A high-protein diet is easy to follow and can be customized according to your own food preferences and health-related goals.
For instance, you may want to follow a low-carb, high-protein diet to keep your blood sugar under control.
If you avoid milk products, you can follow a dairy-free diet that is rich in protein.
Even a vegetarian diet can be high in protein if it includes eggs or dairy and plenty of legumes and other plant proteins.
Here are a few basic guidelines for following a high-protein diet:
- Keep a food diary: Start a food diary using an app or website that provides protein values for thousands of foods and allows you to set your own calorie and macronutrient goals.
- Calculate protein needs: To calculate your protein needs, multiply your weight in pounds by 0.6–0.75 grams, or your weight in kilograms by 1.2–1.6 grams.
- Eat at least 25–30 grams of protein at meals: Research has shown that consuming a minimum of 25 grams of protein at meals may promote weight loss, muscle maintenance and better overall health (35Trusted Source).
- Include both animal and plant proteins in your diet: Eating a combination of both types helps make your diet more nutritious overall.
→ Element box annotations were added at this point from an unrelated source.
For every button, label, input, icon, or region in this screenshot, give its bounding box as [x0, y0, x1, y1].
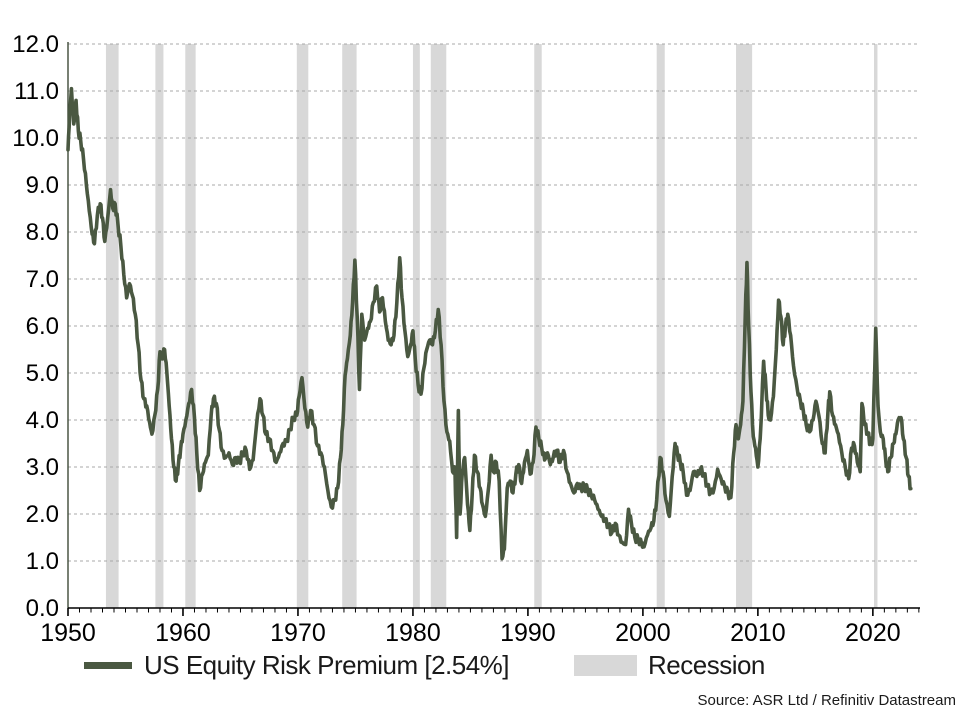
- y-tick-label: 9.0: [26, 172, 59, 199]
- y-tick-label: 2.0: [26, 501, 59, 528]
- x-tick-label: 2010: [730, 619, 786, 647]
- erp-legend-label: US Equity Risk Premium [2.54%]: [144, 649, 510, 680]
- x-tick-label: 1990: [500, 619, 556, 647]
- recession-legend-label: Recession: [648, 649, 765, 680]
- recession-band: [874, 44, 878, 608]
- chart-legend: US Equity Risk Premium [2.54%] Recession: [0, 648, 960, 682]
- x-tick-label: 2000: [615, 619, 671, 647]
- y-tick-label: 1.0: [26, 548, 59, 575]
- y-tick-label: 11.0: [14, 78, 59, 105]
- legend-item-erp: US Equity Risk Premium [2.54%]: [84, 648, 510, 682]
- y-tick-label: 10.0: [12, 125, 59, 152]
- x-tick-label: 1960: [155, 619, 211, 647]
- y-tick-label: 5.0: [26, 360, 59, 387]
- y-tick-label: 6.0: [26, 313, 59, 340]
- x-tick-label: 2020: [845, 619, 901, 647]
- x-tick-label: 1970: [270, 619, 326, 647]
- recession-swatch: [574, 654, 637, 676]
- erp-line-swatch: [84, 661, 132, 669]
- y-tick-label: 3.0: [26, 454, 59, 481]
- y-tick-label: 8.0: [26, 219, 59, 246]
- y-tick-label: 7.0: [26, 266, 59, 293]
- x-tick-label: 1950: [40, 619, 96, 647]
- y-tick-label: 0.0: [26, 595, 59, 622]
- erp-line: [66, 86, 913, 561]
- legend-item-recession: Recession: [574, 648, 765, 682]
- recession-band: [656, 44, 665, 608]
- y-tick-label: 12.0: [12, 31, 59, 58]
- y-tick-label: 4.0: [26, 407, 59, 434]
- x-tick-label: 1980: [385, 619, 441, 647]
- source-note: Source: ASR Ltd / Refinitiv Datastream: [697, 692, 956, 709]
- Choose high-quality protein sources: Focus on fresh meats, eggs, dairy and other proteins, rather than processed meats like bacon and lunch meats.
- Consume well-balanced meals: Balance high-protein foods with vegetables, fruits and other plant foods at every meal.
Lastly, this list of 20 delicious high-protein foods can help get you started.
Summary: Calculating your protein needs, tracking your intake in a food diary and planning well-balanced meals will help you get the best results on a high-protein diet.